Amazon India’s food delivery service, Amazon Food, will shut its operations by the end of the year. Launched nearly two years ago to rival Zomato and Swiggy, the delivery service was only available in Bengaluru and select parts of the country. Amazon confirmed the development to the news agency Reuters and said it made decisions as a part of the annual operating planning review process. The company fired thousands of employees and shut down its ed-tech service in India earlier this month.

Separately, Amazon told The Economic Times Amazon Food would be shut from December 29. In a statement, it said, “We don’t take these decisions lightly. We are discontinuing these programmes in a phased manner to take care of current customers and partners and we are supporting our affected employees during this transition. Amazon remains focused on providing our growing customer base the best online shopping experience with the largest selection of products at great value and convenience.”

At the time of Amazon Food’s launch in May 2022, the company said that customers wanted the app to add food delivery and go beyond essentials. Currently, the main Amazon app has a dedicated section for groceries and medicine.

Amazon Food and Amazon Academy debuted in India during the peak COVID-19 pandemic to help customers avail essential services at home. However, the Indian market was already dominated by established players like Swiggy and Zomato and start-ups like Big Basket and Dunzo in the food delivery segment. On the ed-tech side, Byju’s held a major share of the Indian market.
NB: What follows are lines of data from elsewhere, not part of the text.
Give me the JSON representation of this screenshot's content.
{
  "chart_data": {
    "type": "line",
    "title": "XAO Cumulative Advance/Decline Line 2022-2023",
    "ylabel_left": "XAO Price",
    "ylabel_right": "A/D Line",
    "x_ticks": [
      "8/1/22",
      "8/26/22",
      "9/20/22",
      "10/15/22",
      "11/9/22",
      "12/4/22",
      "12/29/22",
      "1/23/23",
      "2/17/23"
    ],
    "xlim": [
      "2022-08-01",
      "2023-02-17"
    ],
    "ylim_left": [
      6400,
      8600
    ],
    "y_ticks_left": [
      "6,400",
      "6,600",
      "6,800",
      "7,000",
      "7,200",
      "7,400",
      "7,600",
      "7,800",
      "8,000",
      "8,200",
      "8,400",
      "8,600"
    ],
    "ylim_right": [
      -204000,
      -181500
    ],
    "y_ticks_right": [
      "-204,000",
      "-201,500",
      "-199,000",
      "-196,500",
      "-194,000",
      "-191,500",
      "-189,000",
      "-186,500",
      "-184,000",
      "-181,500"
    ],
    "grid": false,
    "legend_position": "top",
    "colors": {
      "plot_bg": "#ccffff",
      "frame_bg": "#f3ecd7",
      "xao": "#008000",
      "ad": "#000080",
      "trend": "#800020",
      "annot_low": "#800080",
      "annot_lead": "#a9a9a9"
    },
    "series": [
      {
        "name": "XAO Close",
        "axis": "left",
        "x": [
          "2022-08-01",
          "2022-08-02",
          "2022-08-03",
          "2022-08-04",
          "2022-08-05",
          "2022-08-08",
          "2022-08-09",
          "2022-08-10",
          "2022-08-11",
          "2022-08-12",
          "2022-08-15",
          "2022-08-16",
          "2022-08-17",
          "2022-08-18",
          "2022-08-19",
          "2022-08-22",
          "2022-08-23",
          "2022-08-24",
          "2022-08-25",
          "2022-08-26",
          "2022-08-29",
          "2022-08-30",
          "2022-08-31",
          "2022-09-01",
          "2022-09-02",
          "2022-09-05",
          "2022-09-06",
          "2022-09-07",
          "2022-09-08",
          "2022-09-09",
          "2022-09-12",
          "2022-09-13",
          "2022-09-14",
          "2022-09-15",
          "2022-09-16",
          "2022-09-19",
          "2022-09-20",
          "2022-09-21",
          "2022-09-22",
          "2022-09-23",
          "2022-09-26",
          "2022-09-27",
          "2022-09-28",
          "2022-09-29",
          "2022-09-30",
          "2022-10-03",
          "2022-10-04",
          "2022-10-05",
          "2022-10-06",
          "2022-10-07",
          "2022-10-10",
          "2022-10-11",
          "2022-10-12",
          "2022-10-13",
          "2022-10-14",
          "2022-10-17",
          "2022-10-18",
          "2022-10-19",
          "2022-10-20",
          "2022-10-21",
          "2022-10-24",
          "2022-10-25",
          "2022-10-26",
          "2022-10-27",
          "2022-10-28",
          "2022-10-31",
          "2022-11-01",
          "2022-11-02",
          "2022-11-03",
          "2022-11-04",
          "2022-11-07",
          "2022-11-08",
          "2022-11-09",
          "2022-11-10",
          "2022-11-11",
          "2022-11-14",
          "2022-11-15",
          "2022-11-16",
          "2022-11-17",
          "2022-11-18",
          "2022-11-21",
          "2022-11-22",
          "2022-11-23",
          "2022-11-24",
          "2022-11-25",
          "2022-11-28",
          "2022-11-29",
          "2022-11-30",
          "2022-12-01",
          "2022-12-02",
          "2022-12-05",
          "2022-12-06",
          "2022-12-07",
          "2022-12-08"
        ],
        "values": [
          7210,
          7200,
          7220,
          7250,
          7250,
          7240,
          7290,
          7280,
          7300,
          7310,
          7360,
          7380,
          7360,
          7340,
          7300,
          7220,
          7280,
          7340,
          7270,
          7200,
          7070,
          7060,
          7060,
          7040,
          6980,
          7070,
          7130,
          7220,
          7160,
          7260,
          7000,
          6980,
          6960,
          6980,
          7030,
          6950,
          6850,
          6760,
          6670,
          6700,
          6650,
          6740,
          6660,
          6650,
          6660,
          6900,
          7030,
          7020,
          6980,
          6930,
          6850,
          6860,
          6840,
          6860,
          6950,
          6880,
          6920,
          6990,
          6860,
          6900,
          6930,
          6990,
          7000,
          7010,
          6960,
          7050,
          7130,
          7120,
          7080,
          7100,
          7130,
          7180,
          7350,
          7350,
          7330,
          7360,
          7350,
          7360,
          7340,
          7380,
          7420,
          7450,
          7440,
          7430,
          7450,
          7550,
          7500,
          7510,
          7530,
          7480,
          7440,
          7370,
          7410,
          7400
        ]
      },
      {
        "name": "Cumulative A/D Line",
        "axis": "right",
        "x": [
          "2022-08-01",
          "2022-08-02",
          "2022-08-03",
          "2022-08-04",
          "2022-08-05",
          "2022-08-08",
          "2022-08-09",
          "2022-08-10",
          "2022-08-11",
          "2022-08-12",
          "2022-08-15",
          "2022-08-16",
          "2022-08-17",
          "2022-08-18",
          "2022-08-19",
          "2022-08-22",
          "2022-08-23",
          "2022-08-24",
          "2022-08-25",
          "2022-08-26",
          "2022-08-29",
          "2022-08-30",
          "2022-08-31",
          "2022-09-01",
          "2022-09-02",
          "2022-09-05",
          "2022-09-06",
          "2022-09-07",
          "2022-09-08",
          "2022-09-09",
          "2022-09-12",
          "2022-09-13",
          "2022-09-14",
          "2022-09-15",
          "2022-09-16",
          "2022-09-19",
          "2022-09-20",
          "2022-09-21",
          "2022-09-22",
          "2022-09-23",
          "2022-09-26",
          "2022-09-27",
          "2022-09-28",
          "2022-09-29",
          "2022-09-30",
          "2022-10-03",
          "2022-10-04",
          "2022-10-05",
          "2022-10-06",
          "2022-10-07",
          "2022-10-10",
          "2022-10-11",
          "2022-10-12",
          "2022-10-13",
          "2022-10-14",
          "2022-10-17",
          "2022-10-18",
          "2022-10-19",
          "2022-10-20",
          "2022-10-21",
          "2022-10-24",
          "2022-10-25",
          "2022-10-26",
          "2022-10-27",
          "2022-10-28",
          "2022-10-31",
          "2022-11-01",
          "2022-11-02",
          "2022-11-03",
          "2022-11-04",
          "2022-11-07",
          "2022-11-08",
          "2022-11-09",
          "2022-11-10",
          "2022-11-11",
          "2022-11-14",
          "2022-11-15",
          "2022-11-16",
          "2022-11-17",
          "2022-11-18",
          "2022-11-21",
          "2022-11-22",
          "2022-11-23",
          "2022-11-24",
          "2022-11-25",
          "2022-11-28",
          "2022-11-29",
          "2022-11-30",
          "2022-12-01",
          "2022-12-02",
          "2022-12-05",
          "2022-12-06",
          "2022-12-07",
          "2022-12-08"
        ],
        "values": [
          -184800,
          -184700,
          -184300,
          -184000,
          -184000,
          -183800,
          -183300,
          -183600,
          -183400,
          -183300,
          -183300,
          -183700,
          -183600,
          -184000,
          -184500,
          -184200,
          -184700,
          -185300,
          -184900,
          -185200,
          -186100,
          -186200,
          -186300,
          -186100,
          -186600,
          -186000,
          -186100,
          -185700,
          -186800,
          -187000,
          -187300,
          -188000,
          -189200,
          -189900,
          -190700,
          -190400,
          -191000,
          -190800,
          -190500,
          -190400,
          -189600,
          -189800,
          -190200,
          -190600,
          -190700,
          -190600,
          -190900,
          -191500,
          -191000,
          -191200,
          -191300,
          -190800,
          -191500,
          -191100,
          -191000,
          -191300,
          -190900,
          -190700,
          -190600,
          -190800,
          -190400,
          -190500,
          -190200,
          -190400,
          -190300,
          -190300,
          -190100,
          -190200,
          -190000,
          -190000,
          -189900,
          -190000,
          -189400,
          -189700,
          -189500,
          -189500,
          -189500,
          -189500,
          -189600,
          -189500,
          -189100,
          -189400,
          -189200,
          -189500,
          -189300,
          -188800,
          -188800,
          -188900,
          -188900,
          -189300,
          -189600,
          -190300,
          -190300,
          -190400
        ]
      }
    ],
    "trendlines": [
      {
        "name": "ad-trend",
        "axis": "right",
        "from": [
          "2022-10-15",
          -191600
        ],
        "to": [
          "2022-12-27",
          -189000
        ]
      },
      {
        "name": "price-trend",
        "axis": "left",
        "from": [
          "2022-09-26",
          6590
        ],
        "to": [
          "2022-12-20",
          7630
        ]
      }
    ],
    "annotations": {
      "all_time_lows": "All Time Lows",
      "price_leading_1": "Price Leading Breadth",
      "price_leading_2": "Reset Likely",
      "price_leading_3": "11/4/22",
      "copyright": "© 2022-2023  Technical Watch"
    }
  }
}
The Indian food market, for instance, remains fiercely competitive and many giants like Uber have also failed to make an impact with Uber Eats. Several platforms were sold and rebranded, such as Gururgram-based Grofers, which Zomato acquired in June 2022 and rebranded to Blinkit.

As mentioned, the company laid off over 10,000 employees earlier this month due to uncertain macroeconomic conditions. Several Indian employees have also been impacted by the layoffs and some of them are turning to LinkedIn for jobs to save their H-1B visas.